Note that the parser “objects” ObjectParser and ArrayParser only have a single public method parse() in your design, so they would actually be equivalent to functions or closures. We can inline parsres.getArrayParser().parse(input) to parsers.parseArray(input):

class Parsers {
  parseArray(input) { ... this.parseObject(input) ... }
  parseObject(input) { ... this.parseArray(input) ... }

new Parsers().parseObject(input);

So magically, the latter code is exactly equivalent and equally extensible, but uses far less code. Why? Because the host language object system already introduces the required indirection to make this work: the implicit this parameter (previously the explicit parsers) is already pointer-like, and method lookup must be done fairly lazily if you might have subclasses (“late binding”). But we don't even need that for a recursive descent parser, if our language allows us to pre-declare functions, or does not even need predeclarations. In C, this would work as well:

// predeclarations
ResultT parseArray(InputT input);
ResultT parseObject(InputT input);

// implementation
ResultT parseArray(InputT input) { ... parseObject(input) ... }
ResultT parseObject(InputT input)  { ... parseArray(input) ... }

Where does the indirection come from now? From the compiler: due to the predeclarations, a call to one function can be compiled before the call target is known. This is fairly straightforward if both functions are in the same compilation unit, otherwise a linker is required to “tie the knot”.

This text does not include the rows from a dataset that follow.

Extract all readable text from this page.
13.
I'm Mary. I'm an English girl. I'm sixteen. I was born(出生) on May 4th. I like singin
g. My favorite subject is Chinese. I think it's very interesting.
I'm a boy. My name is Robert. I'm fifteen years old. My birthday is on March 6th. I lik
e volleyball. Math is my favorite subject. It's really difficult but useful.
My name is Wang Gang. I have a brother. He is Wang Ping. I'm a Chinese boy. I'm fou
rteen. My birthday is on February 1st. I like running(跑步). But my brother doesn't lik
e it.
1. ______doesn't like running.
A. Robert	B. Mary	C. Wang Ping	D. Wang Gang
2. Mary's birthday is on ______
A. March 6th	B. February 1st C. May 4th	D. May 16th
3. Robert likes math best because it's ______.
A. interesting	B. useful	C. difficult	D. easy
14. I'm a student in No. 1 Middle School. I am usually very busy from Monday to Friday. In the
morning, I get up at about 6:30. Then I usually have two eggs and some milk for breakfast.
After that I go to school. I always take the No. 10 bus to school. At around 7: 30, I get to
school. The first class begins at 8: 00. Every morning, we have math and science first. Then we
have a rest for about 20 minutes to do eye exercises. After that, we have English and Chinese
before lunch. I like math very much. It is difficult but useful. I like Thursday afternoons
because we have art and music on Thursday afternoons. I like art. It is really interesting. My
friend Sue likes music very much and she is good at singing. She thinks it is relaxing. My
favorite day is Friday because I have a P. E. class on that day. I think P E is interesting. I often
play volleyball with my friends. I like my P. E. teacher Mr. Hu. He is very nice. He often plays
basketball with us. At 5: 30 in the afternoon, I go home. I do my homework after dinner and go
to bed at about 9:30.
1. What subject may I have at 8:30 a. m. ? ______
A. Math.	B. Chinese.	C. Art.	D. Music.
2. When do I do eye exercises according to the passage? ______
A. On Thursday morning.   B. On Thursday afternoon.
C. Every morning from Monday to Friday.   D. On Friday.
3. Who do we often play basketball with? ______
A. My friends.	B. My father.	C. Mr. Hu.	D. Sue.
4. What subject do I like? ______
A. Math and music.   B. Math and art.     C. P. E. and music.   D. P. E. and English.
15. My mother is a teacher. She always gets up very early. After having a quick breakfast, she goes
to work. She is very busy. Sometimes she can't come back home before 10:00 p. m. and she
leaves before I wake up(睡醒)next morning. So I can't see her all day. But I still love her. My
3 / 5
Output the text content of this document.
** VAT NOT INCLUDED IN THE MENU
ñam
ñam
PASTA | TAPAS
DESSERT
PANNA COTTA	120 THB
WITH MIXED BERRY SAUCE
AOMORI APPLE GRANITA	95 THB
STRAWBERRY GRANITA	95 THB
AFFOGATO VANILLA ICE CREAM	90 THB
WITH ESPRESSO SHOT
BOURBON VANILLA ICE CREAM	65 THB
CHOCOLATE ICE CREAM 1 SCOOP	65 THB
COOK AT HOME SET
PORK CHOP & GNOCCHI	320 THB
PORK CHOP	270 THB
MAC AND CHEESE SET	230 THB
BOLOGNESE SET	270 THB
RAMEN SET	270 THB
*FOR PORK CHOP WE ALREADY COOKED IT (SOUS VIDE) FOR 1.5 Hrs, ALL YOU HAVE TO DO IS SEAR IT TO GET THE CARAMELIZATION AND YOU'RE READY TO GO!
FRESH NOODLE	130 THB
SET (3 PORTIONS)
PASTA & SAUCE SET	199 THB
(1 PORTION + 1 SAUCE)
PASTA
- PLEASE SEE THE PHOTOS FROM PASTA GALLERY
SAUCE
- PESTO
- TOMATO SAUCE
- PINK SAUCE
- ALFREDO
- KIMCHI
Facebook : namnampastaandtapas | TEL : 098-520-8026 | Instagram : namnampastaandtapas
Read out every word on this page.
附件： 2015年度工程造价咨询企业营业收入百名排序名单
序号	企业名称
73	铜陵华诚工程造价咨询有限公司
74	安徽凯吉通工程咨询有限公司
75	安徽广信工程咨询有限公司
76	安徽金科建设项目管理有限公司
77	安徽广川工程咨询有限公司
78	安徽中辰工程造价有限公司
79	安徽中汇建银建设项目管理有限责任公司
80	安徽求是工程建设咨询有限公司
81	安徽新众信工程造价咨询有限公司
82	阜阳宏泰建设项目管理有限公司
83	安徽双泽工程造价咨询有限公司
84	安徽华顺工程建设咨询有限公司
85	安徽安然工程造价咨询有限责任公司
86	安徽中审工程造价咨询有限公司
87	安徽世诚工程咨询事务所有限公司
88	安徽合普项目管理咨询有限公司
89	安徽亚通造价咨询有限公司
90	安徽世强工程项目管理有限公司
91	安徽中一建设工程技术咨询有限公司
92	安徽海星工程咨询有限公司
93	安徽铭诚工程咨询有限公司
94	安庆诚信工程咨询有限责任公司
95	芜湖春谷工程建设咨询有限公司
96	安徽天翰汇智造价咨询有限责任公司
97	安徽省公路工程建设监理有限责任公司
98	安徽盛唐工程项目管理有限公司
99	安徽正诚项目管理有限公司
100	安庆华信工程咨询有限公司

If you are just writing a recursive descent parser (which works for JSON but doesn't work well for more complicated languages that aren't LL(1)), then using the simplest thing that could work is the solution you should choose: no mutability, no proxy objects, not virtual dispatch, just mutually recursive procedures.

If you want to use a parser generator that simulates a recursive descent parser for you, you will need some values or objects to pass around. Should your language happen to support functional programming or at least higher-order functions, nothing changes because you can just pass handles to those parser function around (e.g. function pointers in C, method objects in Java8, …). If your language is more purist OOP (e.g. Java < 8, C++ < 11), you will need the explicit objects ObjectParser, ArrayParser etc. as in the first example. Only then would I consider this massive waste of code to be a viable solution.

  • In the first example, every elementary parser depends on the container (the "Parsers" object). This defeats the idea of dependency inversion and composition. Instead of depending on an interface/abstraction, the elementary parsers depend on a specific key in the container, a specific parser.
    – donquixote
    Commented Jan 9, 2016 at 8:29
  • The second part of the answer is, I think, equivalent to what Mason Wheeler suggested in his answer above. And indeed, a single class with methods is preferable to a bunch of one-method objects all depending on the container.